This look at China's Top 100 brands is part of Campaign Asia-Pacific's Asia's Top 1000 Brands report. For more on China and the status of Chinese brands according to our research, see the China market report.
The aggressive expansion of China’s top smartphone maker, Xiaomi (小米), into new product categories and new global markets is paying brand equity dividends in Asia. Though Beijing-based Xiaomi did not make it into Asia's Top 100 list, it still landed in 128th place, making it the first Chinese brand to appear in Asia's Top 1000 brands list overall. Within the domestic mainland market Xiaomi maintained its trajectory, rising from 119 last year to 53 this year.
Xiaomi's brand matrix inside China, which is based on an ecosystem of white-label hardware incubators, flash-sales channels and co-branded products with companies such as Philips, is much more complex than its model overseas. Xiaomi has been building this ecosystem since 2013 without any precedent to follow and it has proved to be smartly pervasive.
|China's top 10 brands
Another brand that grew in the China ranking — from third place last year to number one this year — is Chanel (香奈儿), possibly by virtue of originality in marketing. Chanel's recent Coco Game Center, an arcade-themed beauty space in Shanghai's K11 shopping mall, offered a gamified brand experience for its fragrances and cosmetics and was "memorable, fun and playful", according to Milan Jiang, CEO of VeryStar-Linked by Isobar. The pop-up space, which featured a Coco café, lip-shaped remote controls and claw machines, was designed to sell consumers the message about Chanel's brand persona shift from a 'pompous mademoiselle' to a 'chic young lady', and the wider message that luxury brands need not be aloof and unattainable. This gave Chanel a large lead in terms of accrued points in the survey, ahead of the number-two brand in the China ranking: Philips.
Car Inc (神州租车) made its debut in 42nd position; Ikea (宜家) landed at 52, and iQiyi (爱奇艺) came in at 96, thanks to new category additions to the ranking including rental cars, DIY/home furnishings and streaming entertainment.

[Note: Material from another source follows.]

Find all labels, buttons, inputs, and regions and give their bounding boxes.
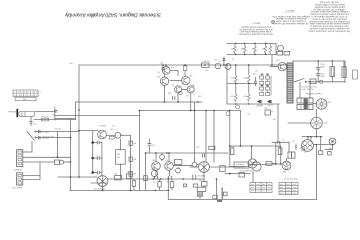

Oreo's (奥利奥) entry at position 73 in China this year and number one within an already-existing category — crackers and cookies — suggests a brand resonating strongly with Chinese consumers.
Like Chanel, Oreo has a playful brand image. It's most notable recent campaign is the Oreo Music Box, which resonated in the market throughout 2017. The box comes loaded with four original Oreo-themed songs representing different stages of youth in China (junior high school, high school, university and the workplace) that can be 'spun' like vinyl records when you put an actual Oreo biscuit in it and turn the switch on.
Apart from being a "breakthrough" in content marketing, this fits Oreo China's new brand positioning of 'playing together', said Ryan Fan, founder and CEO of Social One. The product has not changed; it's still a common biscuit, but when combined with game mechanics and a playful presentation, it created a "wow moment", he said. After the music box's launch on Oreo's Tmall flagship store, a total of RMB1 million worth of sales were generated within the first hour, according to VML China. Oreo's brand mentions on social platforms WeChat and Weibo increased by 1500%, compared to 2016. The Oreo biscuit itself was the most fundamental trigger for sales growth, Fan added, and in the case of our Top 1000 ranking, mind share growth.
In addition, claiming dominant positions among the top 100 slots in China are Uniqlo (优衣库), rising up 169 spots, Heinz (亨氏), up 130 spots, and Giordano (佐丹奴), up 108 spots.
Children's nutrition company Dumex (多美滋) was a noticeable underperformer, dropping 159 spots and getting jolted out of the China core ranking. Nike (耐克) and Adidas (阿迪达斯) both also lost their chairs in the top ten table.